The documentary, Earth’s Greatest Enemy, utilizes investigative reporting and personal narratives to challenge the narrative of a green military. Martin argues that the Pentagon’s carbon footprint is vastly underestimated, noting that official figures account only for daily oil purchases—270,000 barrels—while ignoring the life-cycle emissions of equipment and the environmental costs of war-torn reconstruction. Scientist Stuart Parkinson projects these emissions could reach 295 million metric tons by 2028, a staggering total that excludes the destructive reality of active combat.

The Human and Environmental Cost

Beyond greenhouse gases, the film documents widespread contamination, including the dumping of toxic waste and the abandonment of millions of munitions in Iraq and Afghanistan. Martin frames this destruction through the lens of human impact, opening with the story of Lavon Johnson, an Iraq War veteran living in a demolished tent city in Los Angeles. By juxtaposing the displacement of veterans with footage of environmental collapse, the film asserts that the military system treats both people and the planet as disposable detritus.

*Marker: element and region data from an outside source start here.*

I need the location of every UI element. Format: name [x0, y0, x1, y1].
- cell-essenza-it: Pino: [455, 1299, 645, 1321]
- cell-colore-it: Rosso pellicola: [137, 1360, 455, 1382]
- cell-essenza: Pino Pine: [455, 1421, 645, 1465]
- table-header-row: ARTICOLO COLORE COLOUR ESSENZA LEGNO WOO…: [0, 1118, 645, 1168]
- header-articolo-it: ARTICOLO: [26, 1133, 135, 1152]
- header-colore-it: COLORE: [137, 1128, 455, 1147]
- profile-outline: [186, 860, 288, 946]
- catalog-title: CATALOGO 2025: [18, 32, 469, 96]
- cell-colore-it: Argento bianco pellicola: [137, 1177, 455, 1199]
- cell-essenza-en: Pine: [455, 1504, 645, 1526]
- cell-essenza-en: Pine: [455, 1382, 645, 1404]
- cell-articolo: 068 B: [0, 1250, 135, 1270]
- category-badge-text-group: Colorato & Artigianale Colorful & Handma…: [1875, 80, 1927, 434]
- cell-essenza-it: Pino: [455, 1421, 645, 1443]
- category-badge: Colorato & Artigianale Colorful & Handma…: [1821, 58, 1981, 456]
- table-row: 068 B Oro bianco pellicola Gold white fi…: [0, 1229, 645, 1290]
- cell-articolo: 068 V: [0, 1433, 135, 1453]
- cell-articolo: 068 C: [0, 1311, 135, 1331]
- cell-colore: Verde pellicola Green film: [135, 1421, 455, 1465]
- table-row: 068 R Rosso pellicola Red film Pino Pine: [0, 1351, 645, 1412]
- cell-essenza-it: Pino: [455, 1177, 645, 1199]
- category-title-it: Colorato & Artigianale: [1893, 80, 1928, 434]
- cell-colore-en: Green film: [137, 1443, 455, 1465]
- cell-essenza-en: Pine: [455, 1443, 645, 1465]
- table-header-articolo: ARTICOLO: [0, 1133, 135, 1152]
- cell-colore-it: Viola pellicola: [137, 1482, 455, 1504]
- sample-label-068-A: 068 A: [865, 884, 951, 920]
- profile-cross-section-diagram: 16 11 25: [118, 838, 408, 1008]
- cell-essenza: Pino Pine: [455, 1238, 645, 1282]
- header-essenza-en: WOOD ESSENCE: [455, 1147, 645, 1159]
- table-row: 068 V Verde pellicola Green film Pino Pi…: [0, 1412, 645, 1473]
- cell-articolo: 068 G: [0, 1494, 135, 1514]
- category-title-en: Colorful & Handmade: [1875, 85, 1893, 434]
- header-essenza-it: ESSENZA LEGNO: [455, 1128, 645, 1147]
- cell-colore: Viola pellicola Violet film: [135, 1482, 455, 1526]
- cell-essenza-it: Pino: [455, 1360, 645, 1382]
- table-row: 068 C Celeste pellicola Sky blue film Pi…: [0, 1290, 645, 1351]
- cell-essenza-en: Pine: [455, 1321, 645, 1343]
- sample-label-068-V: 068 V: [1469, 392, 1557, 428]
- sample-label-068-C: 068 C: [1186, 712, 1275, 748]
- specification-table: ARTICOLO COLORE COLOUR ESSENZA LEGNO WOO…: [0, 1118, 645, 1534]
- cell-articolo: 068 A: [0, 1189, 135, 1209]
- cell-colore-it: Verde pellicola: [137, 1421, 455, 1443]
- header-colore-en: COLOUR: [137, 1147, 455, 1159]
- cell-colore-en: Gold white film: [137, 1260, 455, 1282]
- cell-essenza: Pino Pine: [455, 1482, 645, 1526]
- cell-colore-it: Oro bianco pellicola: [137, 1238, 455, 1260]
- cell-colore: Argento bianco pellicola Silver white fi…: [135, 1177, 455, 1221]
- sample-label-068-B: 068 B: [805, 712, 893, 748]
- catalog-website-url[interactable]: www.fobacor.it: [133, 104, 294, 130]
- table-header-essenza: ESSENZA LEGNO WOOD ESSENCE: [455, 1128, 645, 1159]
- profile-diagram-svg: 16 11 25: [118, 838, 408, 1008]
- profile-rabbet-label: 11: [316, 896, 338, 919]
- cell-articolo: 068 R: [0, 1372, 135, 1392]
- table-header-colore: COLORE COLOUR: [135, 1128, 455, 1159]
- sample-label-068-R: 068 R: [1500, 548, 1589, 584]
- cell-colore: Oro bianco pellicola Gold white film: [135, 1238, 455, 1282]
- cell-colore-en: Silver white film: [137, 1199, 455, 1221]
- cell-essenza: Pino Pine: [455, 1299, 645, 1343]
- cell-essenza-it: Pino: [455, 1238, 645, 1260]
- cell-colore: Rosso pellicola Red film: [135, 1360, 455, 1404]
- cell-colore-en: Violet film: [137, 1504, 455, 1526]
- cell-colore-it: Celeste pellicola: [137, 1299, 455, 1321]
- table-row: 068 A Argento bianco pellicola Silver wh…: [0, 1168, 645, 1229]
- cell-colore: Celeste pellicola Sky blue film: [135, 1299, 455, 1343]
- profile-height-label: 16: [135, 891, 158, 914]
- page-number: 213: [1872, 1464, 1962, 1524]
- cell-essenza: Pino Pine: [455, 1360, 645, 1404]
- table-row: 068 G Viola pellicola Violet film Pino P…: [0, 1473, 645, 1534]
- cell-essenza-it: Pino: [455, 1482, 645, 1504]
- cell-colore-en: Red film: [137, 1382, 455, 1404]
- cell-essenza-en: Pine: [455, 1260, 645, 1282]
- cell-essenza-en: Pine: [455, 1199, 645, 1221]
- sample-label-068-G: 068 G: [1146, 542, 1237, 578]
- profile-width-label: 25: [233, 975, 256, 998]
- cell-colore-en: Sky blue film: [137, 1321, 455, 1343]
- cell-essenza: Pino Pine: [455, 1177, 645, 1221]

Martin intends the project to bridge the gap between anti-war and climate advocacy movements, arguing that the two issues are inseparable. Despite facing resistance from distributors who deemed the subject matter too controversial, she self-released the film to push for the decommissioning of US military bases globally. She advocates for a radical shift in priorities, calling for the redirection of massive defense budgets toward essential public services like housing and healthcare, framing the movement as a necessary fight for life against a system built on extraction and violence.